Ana içeriğe atla

“HER YIL 230 MİLYON HASTAYA BÜYÜK CERRAHİ GİRİŞİM İÇİN ANESTEZİ UYGULANIYOR”

48. Ulusal Anesteziyoloji ve Reanimasyon Kongresi’nde konuşan Türk Anesteziyoloji ve Reanimasyon Derneği Başkanı Prof. Dr. Neslihan Alkış, “Her yıl dünya genelinde 230 milyon hastaya büyük cerrahi girişim için anestezi uygulanmaktadır. Bu cerrahi işlemlerle ilişkili olarak 7 milyon kişide ciddi komplikasyonlar gelişmekte ve 200 bini Avrupa’da olmak üzere yılda 1 milyon insan hayatını kaybetmektedir. Konu ile ilgilenen herkesin görevi bu komplikasyon oranlarını azaltmaya çalışmaktır” dedi.

48. Ulusal Anesteziyoloji ve Reanimasyon Kongresi basın toplantısı ATO Congresium’de yapıldı. Basın toplantısına Türk Anesteziyoloji ve Reanimasyon Derneği (TARD) Başkanı Prof. Dr. Neslihan Alkış, TARD 2. Başkanı Prof. Dr. Hülya Bilgin, TARD 2. Başkanı Prof. Dr. Güner Kaya, TARD Yönetim Kurulu Üyesi Prof. Dr. Ömer Kurtipek, TARD Genel Sekreteri Prof. Dr. Zekeriya Alanoğlu ve Resüsitasyon Derneği Başkanı Prof. Dr. Agah Çertuğ katıldı. Ayrıca, Sağlık Bakanlığı ile yürütülen ani kalp durmasında ilk yardım konulu ‘Hayata El Ver’ kampanyasının tanıtımı da yapıldı.

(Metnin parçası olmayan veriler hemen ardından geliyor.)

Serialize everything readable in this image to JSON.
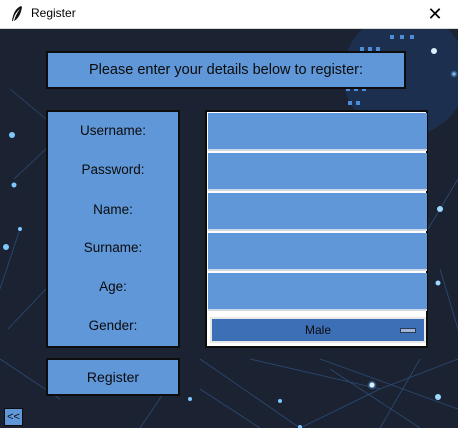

TARD Genel Sekreteri Prof. Dr. Zekeriya Alanoğlu, 2 bin 500’e yakın üyeleri ile en büyük sayıda üyeye sahip tek ve çatı dernek olma özelliğini taşıdıklarını söyledi. Bu yıl bin 600 kişinin kongreye katıldığını kaydeden Alanoğlu, “Bunun yanında 300 civarında firma ve temsilci yeni teknoloji ve gelişmelerden bizleri haberdar ediyor. Bu yıl kongrede hasta ve çalışan güvenliği, risk altında olan çalışanların durumu, çalışma şartlarının yeniden ele alınması gibi konular ele alınacak” dedi. 

Anestezide Hasta Güvenliği İçin Helsinki Bildirgesi
2010 yılında Helsinki’de Avrupa’daki bütün Anesteziyoloji Derneklerinin başkanlarının imzaladığı ‘Helsinki Bildirgesi’nde hasta güvenliğinin sağlanmasında anestezi uzmanlarının önemine vurgu yapıldığı kaydeden Alkış, “Helsinki Bildirgesi ile üzerinde uzlaşılan konu başlıkları, hastaların, tıbbi uygulamalar sırasında kendilerini güvende hissetme ve bir zarara uğramama beklentisi içinde olmaları en doğal haklarıdır. Anesteziyoloji perioperatif dönemde hasta güvenliğinin sağlanmasında anahtar bir rol oynar. Hastaların tıbbi uygulamaların güvenli olması konusunda eğitilmeleri çok önemlidir ve onlara diğer hastalardaki işlevleri daha da iyileştirmek için geri bildirim sağlamaları fırsatı verilmelidir. Sağlık hizmeti harcamalarını karşılayan kurumlar, uygulamaların giderlerini karşıladıkları için doğal olarak; perioperatif anestezi bakımının güvenli sunulmasını beklerler. Hastaların tıbbi uygulamaların güvenliği konusunda eğitilmeleri, onların verecekleri geri bildirimin daha sağlıklı olması ve diğer hastalardaki uygulamaların da iyileştirilmesi bakımından önem kazanır. Hasta güvenliğinde insan faktörünün tıptaki önemini bilen biz anesteziyologlar; cerrah, hemşire ve ekipteki diğer elemanlarımız ile birlikte bu eğitimin geliştirilmesi, yaygınlaştırılması ve sunumunu tümüyle desteklemekteyiz. Tıbbi malzeme ve ilaç üreten firmalar, hastalarımızın bakımı için gereken güvenli ilaç ve araç-gereçlerin üretiminde ve geliştirilmesinde önemli bir rol oynarlar. Anesteziyoloji tıpta hasta güvenliğinin geliştirilmesine önderlik etmiş bir uzmanlık dalıdır. Bizler gelinen noktanın yeterli olmadığını ve bu alanda hala araştırmaların ve yeni yöntemlerin gerektiğine inanmaktayız. Etik, yasal veya düzenleyici hiç bir kural, bu bildirgede hasta güvenliğinin sağlanması için belirtilen önlemleri azaltmamalı veya ortadan kaldırmamalıdır.” Şeklinde konuştu.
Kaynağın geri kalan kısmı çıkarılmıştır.